Então no meio da cozinha, antes do jantar de terça-feira, um cordão umbilical invisível junta os dois para sempre.
O homem chora pequeno, porque dói chegar tão perto do que é ser uma mulher.
O homem chora soberbo, porque a mulher pode ser tudo, mas nunca vai ser um pai.
Mas a mãe, se tiver esperteza, gosta e descansa de ser tão gigantesca.
Finalmente ela tem sua chance gloriosa de ser inútil.

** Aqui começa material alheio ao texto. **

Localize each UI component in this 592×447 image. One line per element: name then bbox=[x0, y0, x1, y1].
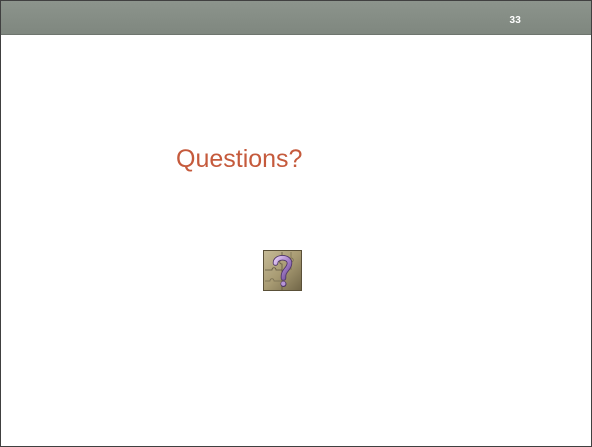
slide-title: Questions? bbox=[176, 145, 303, 173]
presentation-slide: 33 Questions? bbox=[0, 0, 592, 447]
question-mark-puzzle-icon bbox=[263, 250, 302, 291]
slide-page-number: 33 bbox=[509, 15, 521, 26]
slide-header-bar: 33 bbox=[1, 1, 591, 35]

quinta-feira, 11 de julho de 2013

Guerra e Paz

Escrevo do centro da batalha. Começou comigo deitada e rendida, os outros ali para salvar ele. O grande homem mais importante do mundo, seus 48 centimetros, seus 3 quilos e sessenta.  
Ele chora, depois eu e todos. Ele grita e nós rimos triunfantes: a humanidade venceu outra vez. No quarto eles me costuram do trauma, da amputação. Se já dói lhe arrancarem um dente, imagina um filho.
Nessa trincheira tudo sou eu: os aliados e inimigos, os tiros cegos para o alto no escuro e os mísseis inteligentes. 
Em casa viro uma máquina. Uma fábrica miraculosa e bombardeada que não pode parar de funcionar. Toda esta fabrica é também a mãe: as engenhocas e traquitanas, os funcionários, a matéria-prima mais essencial e o lixo que sobra.
Isso para que ele possa chorar mais e cobrar tiranicamente o que lhe prometi quando o inventei: a vida.
Eis o trato - eu o salvo de morrer, ele me salva de ser mortal.
De repente, então:
Saber que ele não existe sem mim é a grande tragédia.
Saber que ele existe sem mim é a grande tragédia.
E enquanto o amamento em dias e noites repetidas percebo o óbvio, e concluo o que mesmo a mãe mais dinossáurica já sabia: na verdade é ele quem me alimenta.
Um filho é a verdadeira Grande Guerra e no entanto é a única paz possível pra quem nasceu num corpo de mulher.

terça-feira, 30 de abril de 2013

A casa


Não é só a palavra que é mais agradável: tudo numa casa é mais simples e menos consoante que num apartamento.
O apartamento é todo concreto.
Tem 3 quartos, sala, dependência.
Apartamentos tem plantas que medem metros quadrados.
Casas tem jardim.
Apartamentos tem entrega de chaves, primeira locação e são financiados em 30 anos a juros baixos e muros altos.
A casa sempre foi de alguma avó e tem história - e só.
Apartamentos são invariavelmente de verdade.
São um bom investimento, diz o economista.
Apartamentos são sempre imóveis.
A casa não; a casa é toda fluida, toda ideia.
Desde criança a gente tem uma casa, aprende a desenhar uma casa.
Toda casa tem telhado vermelho e chaminé, mesmo quando não tem.
Toda casa tem quintal na frente, mesmo quando não tem.
Toda casa fica numa rua de pedra com criança jogando bola, mesmo quando fica na Marginal Tietê.
O sujeito pode ser proprietário de mil apartamentos, mas olha ali:
à noite, cansado e com saudade, ele volta é pra casa.